OECD Report: 27% of Jobs at High Risk Due to AI
AI and Data Science Newsposted by ODSC Team July 14, 2023 ODSC Team

In a new report by the Organization for Economic Cooperation and Development, or OECD. Up to 27% of jobs are at high risk to due AI’s impact on the labor market. The report comes from Reuters which focuses on the potential of AI automating jobs and more.
According to the 38-member bloc that includes some of the wealthiest nations, and growing economies, AI has the position to shake up the labor market. Though the impact hasn’t been as significant as some have predicted it to be, the OECD believes that we’re in the early stages of the coming AI revolution. In the near future, many fields and works can be negatively impacted.
This report is similar to what Goldman Sachs released back in March. In it, the financial firm predicted that AI would impact hundreds of millions of jobs in the future. Though the nature of the impact, positive or negative, was yet to be seen.
So how did the report categorize it as a job likely to be at risk? In the report, the Paris- based organization decides on risk by looking into 25 of the 100 skills and abilities AI experts see as being automatable. In a survey last year, the OECD found that three out of five workers had anxiety over losing their jobs to AI.
In it, the survey showed that a majority of workers felt that AI could negatively impact their ability to find a job in ten years. The survey itself covered over 5,300 workers, seven OECD member nations, and 2,000 firms spanning finance to manufacturing.

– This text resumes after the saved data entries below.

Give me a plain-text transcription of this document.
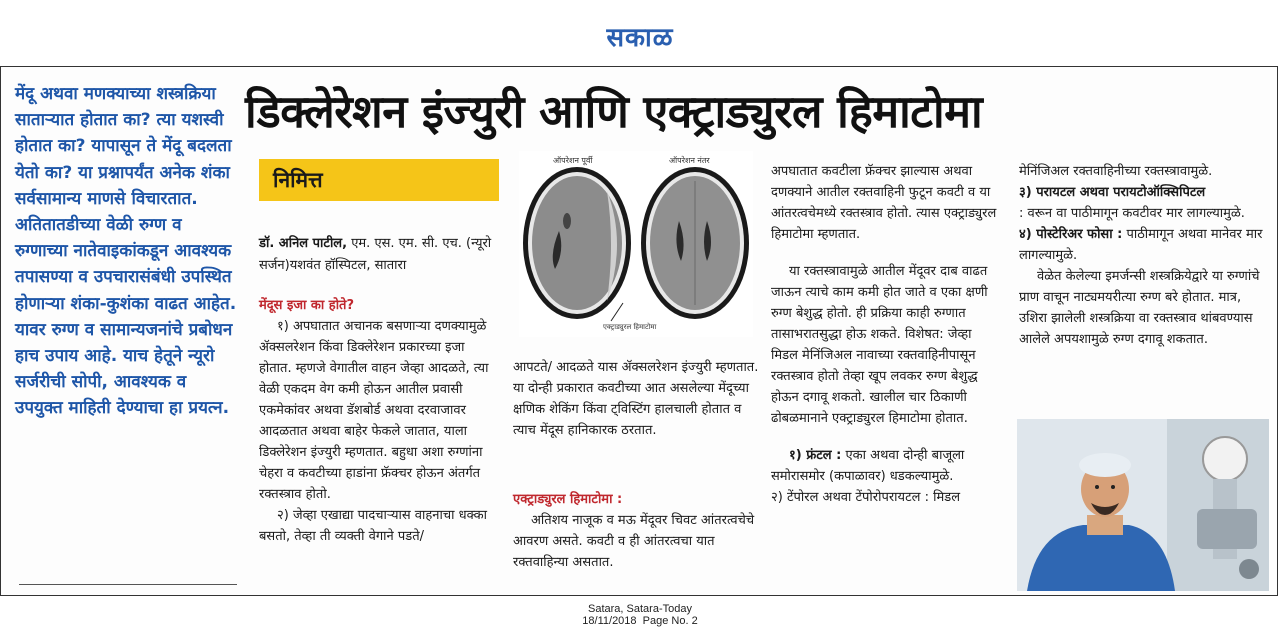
सकाळ
मेंदू अथवा मणक्याच्या शस्त्रक्रिया साताऱ्यात होतात का? त्या यशस्वी होतात का? यापासून ते मेंदू बदलता येतो का? या प्रश्नापर्यंत अनेक शंका सर्वसामान्य माणसे विचारतात. अतितातडीच्या वेळी रुग्ण व रुग्णाच्या नातेवाइकांकडून आवश्यक तपासण्या व उपचारासंबंधी उपस्थित होणाऱ्या शंका-कुशंका वाढत आहेत. यावर रुग्ण व सामान्यजनांचे प्रबोधन हाच उपाय आहे. याच हेतूने न्यूरो सर्जरीची सोपी, आवश्यक व उपयुक्त माहिती देण्याचा हा प्रयत्न.
डिक्लेरेशन इंज्युरी आणि एक्ट्राड्युरल हिमाटोमा
निमित्त
डॉ. अनिल पाटील, एम. एस. एम. सी. एच. (न्यूरो सर्जन)यशवंत हॉस्पिटल, सातारा

मेंदूस इजा का होते?

१) अपघातात अचानक बसणाऱ्या दणक्यामुळे ॲक्सलरेशन किंवा डिक्लेरेशन प्रकारच्या इजा होतात. म्हणजे वेगातील वाहन जेव्हा आदळते, त्या वेळी एकदम वेग कमी होऊन आतील प्रवासी एकमेकांवर अथवा डॅशबोर्ड अथवा दरवाजावर आदळतात अथवा बाहेर फेकले जातात, याला डिक्लेरेशन इंज्युरी म्हणतात. बहुधा अशा रुग्णांना चेहरा व कवटीच्या हाडांना फ्रॅक्चर होऊन अंतर्गत रक्तस्त्राव होतो.

२) जेव्हा एखाद्या पादचाऱ्यास वाहनाचा धक्का बसतो, तेव्हा ती व्यक्ती वेगाने पडते/

ऑपरेशन पूर्वी	ऑपरेशन नंतर
एक्ट्राड्युरल हिमाटोमा

आपटते/ आदळते यास ॲक्सलरेशन इंज्युरी म्हणतात. या दोन्ही प्रकारात कवटीच्या आत असलेल्या मेंदूच्या क्षणिक शेकिंग किंवा ट्विस्टिंग हालचाली होतात व त्याच मेंदूस हानिकारक ठरतात.

एक्ट्राड्युरल हिमाटोमा :

अतिशय नाजूक व मऊ मेंदूवर चिवट आंतरत्वचेचे आवरण असते. कवटी व ही आंतरत्वचा यात रक्तवाहिन्या असतात.

अपघातात कवटीला फ्रॅक्चर झाल्यास अथवा दणक्याने आतील रक्तवाहिनी फुटून कवटी व या आंतरत्वचेमध्ये रक्तस्त्राव होतो. त्यास एक्ट्राड्युरल हिमाटोमा म्हणतात.

या रक्तस्त्रावामुळे आतील मेंदूवर दाब वाढत जाऊन त्याचे काम कमी होत जाते व एका क्षणी रुग्ण बेशुद्ध होतो. ही प्रक्रिया काही रुग्णात तासाभरातसुद्धा होऊ शकते. विशेषत: जेव्हा मिडल मेनिंजिअल नावाच्या रक्तवाहिनीपासून रक्तस्त्राव होतो तेव्हा खूप लवकर रुग्ण बेशुद्ध होऊन दगावू शकतो. खालील चार ठिकाणी ढोबळमानाने एक्ट्राड्युरल हिमाटोमा होतात.

१) फ्रंटल : एका अथवा दोन्ही बाजूला समोरासमोर (कपाळावर) धडकल्यामुळे.

२) टेंपोरल अथवा टेंपोरोपरायटल : मिडल

मेनिंजिअल रक्तवाहिनीच्या रक्तस्त्रावामुळे.

३) परायटल अथवा परायटोऑक्सिपिटल

: वरून वा पाठीमागून कवटीवर मार लागल्यामुळे.

४) पोस्टेरिअर फोसा : पाठीमागून अथवा मानेवर मार लागल्यामुळे.

वेळेत केलेल्या इमर्जन्सी शस्त्रक्रियेद्वारे या रुग्णांचे प्राण वाचून नाट्यमयरीत्या रुग्ण बरे होतात. मात्र, उशिरा झालेली शस्त्रक्रिया वा रक्तस्त्राव थांबवण्यास आलेले अपयशामुळे रुग्ण दगावू शकतात.

Satara, Satara-Today
18/11/2018  Page No. 2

While speaking at a news conference, OECD Secretary General Mathias Cormann pointed to how nations enact regulatory measures as a determining factor on how AI would affect the labor market. He said in part, “How AI will ultimately impact workers in the workplace and whether the benefits will outweigh the risks, will depend on the policy actions we take,…Governments must help workers to prepare for the changes and benefit from the opportunities AI will bring about.”